Jornal Poiésis
O feriado depois do almoço

Matheus Fernando
Eu tenho para mim que depois do almoço deveria ser feriado. E isso por um motivo bem claro... depois do almoço é feriado, clássico. Aquela depressão básica, baixa potência, fim de carreira.
Por vezes cheguei a imaginar terem posto algum tipo de sonífero em minha comida em virtude de tamanha pasmaceira. Conversando sobre isso com um amigo médico, ele começou a querer teorizar falando uns termos esquisitos, prandial, insulina, glucagon e eu sem entender quase nada, claro, amarrei o assunto!
- Feriado! Pontuei com a segurança do Senhor do tempo.
- Hã? Perguntou ele confuso.
- Feriado. Depois do almoço é feriado mundial. Nunca ouviu falar? Não te ensinaram isso lá na medicina?
Ele sem entender muita coisa concordou com a cabeça com uma expressão de quem tem que ceder diante da voz da sabedoria, prima da verdade. Um jovem rapaz começando a carreira, tem muito o que aprender ainda.
Lembro do querido professor Walter de Neurociências falar em suas aulas de seu período na Espanha em prol do doutorado. Ele falou que lá os espanhóis fazem um momento chamado siesta, onde inclusive os estabelecimentos da cidade fecham suas portas cerca de duas horas pós almoço para esse momento, deixando bem claro também ,depois de citar um monte de hormônios, que só não podia dormir. Era para deitar numa rede e esperar esses hormônios passarem.
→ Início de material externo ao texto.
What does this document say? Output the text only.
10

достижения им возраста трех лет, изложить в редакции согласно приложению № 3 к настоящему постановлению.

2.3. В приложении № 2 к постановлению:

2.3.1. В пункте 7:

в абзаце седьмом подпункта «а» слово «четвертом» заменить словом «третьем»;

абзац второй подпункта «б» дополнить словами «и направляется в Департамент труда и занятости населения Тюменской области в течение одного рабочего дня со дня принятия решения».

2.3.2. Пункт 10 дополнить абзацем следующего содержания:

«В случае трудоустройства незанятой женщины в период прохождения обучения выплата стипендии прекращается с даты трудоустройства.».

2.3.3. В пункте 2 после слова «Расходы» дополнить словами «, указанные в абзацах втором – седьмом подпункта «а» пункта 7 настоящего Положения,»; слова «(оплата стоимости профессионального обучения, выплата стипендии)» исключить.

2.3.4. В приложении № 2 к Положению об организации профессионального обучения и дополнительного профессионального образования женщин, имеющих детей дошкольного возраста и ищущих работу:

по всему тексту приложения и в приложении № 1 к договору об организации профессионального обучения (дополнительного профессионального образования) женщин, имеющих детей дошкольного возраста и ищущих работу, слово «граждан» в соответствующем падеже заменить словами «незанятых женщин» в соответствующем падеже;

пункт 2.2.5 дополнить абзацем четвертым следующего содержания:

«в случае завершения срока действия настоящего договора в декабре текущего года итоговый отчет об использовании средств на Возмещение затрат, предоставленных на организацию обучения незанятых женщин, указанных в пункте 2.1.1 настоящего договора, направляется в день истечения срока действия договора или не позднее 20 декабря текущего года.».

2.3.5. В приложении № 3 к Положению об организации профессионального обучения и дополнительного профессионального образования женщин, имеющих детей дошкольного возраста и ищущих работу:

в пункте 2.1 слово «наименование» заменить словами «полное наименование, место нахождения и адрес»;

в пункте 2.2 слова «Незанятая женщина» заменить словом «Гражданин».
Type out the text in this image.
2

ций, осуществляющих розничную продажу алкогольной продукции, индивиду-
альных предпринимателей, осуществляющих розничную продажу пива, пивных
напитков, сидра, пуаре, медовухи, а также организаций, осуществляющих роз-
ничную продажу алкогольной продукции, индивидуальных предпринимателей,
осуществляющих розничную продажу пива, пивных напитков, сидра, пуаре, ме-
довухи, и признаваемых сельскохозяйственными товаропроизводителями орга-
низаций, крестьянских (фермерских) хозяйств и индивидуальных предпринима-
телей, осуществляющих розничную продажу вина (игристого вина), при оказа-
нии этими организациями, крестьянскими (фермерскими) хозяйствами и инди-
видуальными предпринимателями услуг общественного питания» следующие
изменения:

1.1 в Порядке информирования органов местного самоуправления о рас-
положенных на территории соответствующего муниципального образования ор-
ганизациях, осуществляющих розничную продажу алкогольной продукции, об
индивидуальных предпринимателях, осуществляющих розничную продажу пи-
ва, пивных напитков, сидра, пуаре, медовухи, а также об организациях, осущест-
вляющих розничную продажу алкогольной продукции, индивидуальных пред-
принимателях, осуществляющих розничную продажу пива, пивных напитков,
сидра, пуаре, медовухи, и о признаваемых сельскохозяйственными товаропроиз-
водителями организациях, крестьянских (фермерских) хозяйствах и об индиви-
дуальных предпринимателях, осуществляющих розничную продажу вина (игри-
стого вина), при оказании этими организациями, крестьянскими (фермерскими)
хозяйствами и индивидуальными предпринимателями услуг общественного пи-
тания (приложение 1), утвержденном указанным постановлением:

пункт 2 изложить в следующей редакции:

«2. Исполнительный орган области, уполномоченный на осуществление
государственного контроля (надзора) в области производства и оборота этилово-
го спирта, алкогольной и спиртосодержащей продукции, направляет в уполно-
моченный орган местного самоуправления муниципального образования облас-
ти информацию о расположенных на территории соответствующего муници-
Já não concordei. Cada um faz do seu feriado o que bem entender. Eu por vezes durmo. Um cochilo de leve, para repousar do que foi a guerra do almoço. O Walter também veio da medicina, não podemos nos esquecer. Esse povo da medicina é cheio de regras e mandamentos. Tudo engorda ou faz morrer.
Tenho amigos da área mas não fico perto deles durante muito tempo. Sempre acho que eles têm um bisturi ou um enchimento no bolso daquele jaleco mórbido branco para aplicar em mim a qualquer instante.
Nunca confiei em alguém que queira impor algo sobre o feriado dos outros. Deus deu um feriado para cada um. Uns vão chamar de siesta, outros de hormônios, outros de “cinco minutinhos”… Para mim, se trata de mais um feriado diário. E que precisa ser respeitado, claro.
Já vi pessoas passarem mal por desrespeitá-lo. O feriado é sagrado. Precisa ser reverenciado. Só acho uma pena não ensinarem isso nas faculdades. Um conceito tão básico da ciência e do comportamento humano. Séculos e mais séculos de adaptação como diria Charles Darwin. Enfim, não vejo a hora do próximo feriado, pretendo dormir ele todo.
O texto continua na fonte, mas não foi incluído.